Waiting to file until your Full Retirement Age (FRA) will allow you to receive the full benefit amount, without reductions. You could also wait until age 70 to file for benefits, which would result in an overall increase to your monthly benefit amount, by as much as 32% for some. Granted, you will have foregone several years’ worth of payments if you wait to file at some age later than 62, but on average, it all works out about the same. The system is designed using that likelihood as its basis.
The way that these reductions and increases are designed is to ensure that, on average, all Social Security recipients, regardless of the age that they begin receiving benefits, ultimately receive roughly the same amount of benefits during their lifetimes. This is all calculated by actuaries, and it involves the population’s average lifespan.
So if you start receiving your benefit earlier, even though it’s reduced you’re receiving it for a longer period of time than waiting until later to file. On the other hand, if you delay filing until FRA or age 70, your benefit is greater each month, but you’ll be receiving it for a shorter period of time.
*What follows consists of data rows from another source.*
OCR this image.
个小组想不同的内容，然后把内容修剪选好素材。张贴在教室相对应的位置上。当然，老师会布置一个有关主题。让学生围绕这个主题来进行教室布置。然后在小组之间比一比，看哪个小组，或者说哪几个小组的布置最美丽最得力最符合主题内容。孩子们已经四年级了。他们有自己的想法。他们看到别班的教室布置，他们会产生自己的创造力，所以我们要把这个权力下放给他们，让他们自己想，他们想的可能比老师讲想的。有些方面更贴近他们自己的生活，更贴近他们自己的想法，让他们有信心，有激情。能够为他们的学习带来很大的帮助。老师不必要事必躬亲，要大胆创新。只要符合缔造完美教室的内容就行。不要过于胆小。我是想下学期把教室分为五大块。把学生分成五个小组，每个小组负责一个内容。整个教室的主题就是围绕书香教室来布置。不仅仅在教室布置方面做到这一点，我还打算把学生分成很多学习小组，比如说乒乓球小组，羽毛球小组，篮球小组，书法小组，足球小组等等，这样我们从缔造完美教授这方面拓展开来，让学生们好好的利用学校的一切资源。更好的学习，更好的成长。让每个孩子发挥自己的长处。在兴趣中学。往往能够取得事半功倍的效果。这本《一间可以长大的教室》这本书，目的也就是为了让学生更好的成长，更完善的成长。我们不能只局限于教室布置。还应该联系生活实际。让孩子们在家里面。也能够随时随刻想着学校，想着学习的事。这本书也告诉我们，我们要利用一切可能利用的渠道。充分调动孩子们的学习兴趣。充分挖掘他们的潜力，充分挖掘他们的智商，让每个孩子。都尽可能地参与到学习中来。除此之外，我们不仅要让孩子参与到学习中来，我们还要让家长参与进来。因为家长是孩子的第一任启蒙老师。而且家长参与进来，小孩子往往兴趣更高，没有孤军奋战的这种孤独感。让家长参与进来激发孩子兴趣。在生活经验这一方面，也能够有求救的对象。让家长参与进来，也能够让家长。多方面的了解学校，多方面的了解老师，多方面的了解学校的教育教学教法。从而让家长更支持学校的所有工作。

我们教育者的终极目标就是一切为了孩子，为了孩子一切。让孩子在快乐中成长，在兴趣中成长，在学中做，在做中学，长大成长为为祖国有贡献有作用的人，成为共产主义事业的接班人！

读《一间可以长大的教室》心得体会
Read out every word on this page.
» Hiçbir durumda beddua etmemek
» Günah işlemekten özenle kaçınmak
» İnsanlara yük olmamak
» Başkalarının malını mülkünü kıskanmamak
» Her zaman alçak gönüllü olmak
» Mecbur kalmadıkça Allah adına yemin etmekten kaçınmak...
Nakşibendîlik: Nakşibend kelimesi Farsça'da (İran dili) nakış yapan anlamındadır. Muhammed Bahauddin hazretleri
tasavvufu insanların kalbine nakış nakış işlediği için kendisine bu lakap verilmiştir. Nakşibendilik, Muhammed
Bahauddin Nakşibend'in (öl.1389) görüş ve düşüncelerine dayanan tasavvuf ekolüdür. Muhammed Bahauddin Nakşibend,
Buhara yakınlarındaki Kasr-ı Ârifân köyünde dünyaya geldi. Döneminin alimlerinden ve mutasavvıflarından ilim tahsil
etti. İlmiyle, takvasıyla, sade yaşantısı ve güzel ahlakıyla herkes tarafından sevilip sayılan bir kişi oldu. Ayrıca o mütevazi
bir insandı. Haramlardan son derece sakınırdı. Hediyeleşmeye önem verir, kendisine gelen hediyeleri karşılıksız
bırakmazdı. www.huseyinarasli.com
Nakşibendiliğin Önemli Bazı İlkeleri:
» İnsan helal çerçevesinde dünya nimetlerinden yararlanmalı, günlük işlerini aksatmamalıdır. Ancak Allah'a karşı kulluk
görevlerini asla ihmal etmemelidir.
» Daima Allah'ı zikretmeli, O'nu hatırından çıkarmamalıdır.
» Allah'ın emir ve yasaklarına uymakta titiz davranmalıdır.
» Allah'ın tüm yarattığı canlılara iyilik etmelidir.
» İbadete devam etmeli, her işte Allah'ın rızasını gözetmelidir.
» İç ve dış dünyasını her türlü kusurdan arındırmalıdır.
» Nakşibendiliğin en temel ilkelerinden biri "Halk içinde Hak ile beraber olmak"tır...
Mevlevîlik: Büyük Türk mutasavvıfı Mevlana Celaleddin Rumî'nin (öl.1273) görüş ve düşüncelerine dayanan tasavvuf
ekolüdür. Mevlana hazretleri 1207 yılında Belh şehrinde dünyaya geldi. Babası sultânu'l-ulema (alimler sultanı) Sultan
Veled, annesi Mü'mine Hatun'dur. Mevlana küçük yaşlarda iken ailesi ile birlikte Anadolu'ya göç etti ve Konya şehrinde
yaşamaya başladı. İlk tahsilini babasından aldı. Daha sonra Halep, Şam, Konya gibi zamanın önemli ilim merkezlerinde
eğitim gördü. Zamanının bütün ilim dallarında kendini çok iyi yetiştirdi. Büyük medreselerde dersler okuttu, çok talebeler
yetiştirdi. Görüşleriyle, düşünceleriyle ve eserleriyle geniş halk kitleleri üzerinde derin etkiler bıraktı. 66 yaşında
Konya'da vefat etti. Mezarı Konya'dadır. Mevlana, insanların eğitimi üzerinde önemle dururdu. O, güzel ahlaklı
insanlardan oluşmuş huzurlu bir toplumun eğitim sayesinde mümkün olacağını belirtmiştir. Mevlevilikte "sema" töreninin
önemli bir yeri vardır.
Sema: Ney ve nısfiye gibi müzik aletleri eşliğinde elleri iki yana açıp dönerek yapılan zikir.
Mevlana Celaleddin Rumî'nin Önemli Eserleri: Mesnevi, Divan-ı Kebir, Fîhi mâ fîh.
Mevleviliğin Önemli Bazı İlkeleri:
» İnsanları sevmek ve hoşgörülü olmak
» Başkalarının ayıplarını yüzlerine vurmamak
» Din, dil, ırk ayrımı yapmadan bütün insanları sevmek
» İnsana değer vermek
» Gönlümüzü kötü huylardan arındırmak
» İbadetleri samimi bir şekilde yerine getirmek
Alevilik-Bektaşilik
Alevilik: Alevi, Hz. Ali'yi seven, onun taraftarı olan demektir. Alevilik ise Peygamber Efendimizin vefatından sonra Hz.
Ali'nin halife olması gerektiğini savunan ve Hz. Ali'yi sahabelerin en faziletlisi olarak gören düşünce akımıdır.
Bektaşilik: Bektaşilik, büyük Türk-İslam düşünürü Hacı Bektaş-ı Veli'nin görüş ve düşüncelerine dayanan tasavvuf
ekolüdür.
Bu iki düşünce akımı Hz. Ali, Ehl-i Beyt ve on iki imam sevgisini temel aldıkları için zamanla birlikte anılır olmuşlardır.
Eventually these strategies “cross over” – that is, one method begins to work more in your favor than another – at roughly age 82, give or take a few years.
What I mean by that is that, filing earlier at the reduced rate will pay you more in overall benefits up to the crossover age, at which point the later filing ages will begin paying you more over your lifetime if you live beyond that. If you take into account the annual cost-of-living adjustments (COLAs), the break-even point is actually quite a bit lower, possibly as early as age 76. This is due to the fact that the COLA is a percentage applied to your monthly benefit – and if your monthly benefit is reduced by filing early, your COLA adjustments will be smaller as well, and vice versa when you file later.
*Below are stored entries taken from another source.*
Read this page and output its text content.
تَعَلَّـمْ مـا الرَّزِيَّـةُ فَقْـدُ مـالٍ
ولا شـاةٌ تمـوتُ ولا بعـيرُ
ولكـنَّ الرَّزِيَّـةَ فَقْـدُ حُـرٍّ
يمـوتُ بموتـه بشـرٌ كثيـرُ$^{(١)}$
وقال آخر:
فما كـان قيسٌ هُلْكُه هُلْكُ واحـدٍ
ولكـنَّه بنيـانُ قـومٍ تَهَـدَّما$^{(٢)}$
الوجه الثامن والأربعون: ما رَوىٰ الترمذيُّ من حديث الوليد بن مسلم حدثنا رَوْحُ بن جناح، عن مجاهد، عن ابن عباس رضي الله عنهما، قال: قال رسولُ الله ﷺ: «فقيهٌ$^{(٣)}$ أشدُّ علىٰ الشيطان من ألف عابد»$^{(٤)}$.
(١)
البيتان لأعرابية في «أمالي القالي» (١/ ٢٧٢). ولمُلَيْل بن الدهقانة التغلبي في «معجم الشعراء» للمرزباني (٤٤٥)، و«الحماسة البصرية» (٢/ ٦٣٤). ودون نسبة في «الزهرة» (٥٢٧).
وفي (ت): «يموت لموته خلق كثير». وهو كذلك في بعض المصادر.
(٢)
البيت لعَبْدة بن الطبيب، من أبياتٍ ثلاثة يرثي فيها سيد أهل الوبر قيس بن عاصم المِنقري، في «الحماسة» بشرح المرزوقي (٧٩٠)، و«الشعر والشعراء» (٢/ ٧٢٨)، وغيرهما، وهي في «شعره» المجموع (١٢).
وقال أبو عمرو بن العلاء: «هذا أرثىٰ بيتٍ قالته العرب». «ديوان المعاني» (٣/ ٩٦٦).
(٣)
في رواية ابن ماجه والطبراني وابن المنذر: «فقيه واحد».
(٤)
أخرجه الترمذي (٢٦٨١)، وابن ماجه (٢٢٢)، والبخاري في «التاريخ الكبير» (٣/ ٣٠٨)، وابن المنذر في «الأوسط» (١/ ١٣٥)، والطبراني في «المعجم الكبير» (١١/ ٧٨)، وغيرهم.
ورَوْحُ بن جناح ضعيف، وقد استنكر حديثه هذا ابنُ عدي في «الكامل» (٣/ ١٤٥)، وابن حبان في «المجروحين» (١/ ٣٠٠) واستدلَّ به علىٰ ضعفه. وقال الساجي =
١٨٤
So, assuming you have the resources to do so and if you plan to live past age 76, it most likely is in your best interest to wait until the latest point to file for your benefit. And if you need more reasons to consider delayed application, read on.
Survivor Benefits
One additional reason that you might want to delay applying for your benefit is if you have family members that will depend upon your benefit upon your passing. This is due to the fact that the survivors’ benefit based on your record, for your survivors, are calculated using the actual benefit that you were receiving at your death in most cases. So, if you delayed filing for benefits and therefore received a higher benefit amount, your surviving spouse (and other family members, if eligible) will receive a higher survivor benefit amount for the remainder of his or her life, assuming that the Survivor Benefit is greater that his or her own retirement benefit.
This gives you another reason that delaying benefits could be the better option. Otherwise, if your benefit is the same as or smaller than your spouse’s benefit, or if you don’t have a spouse, then it’s up to you: if you think you’ll outlive the average and you have the resources to do so, it’s better to wait. If you don’t think you’ll live that long, then start as early as you like.
* The above review doesn’t take into account a situation where you may still be working while receiving Social Security retirement benefits. I’ll cover that in another article.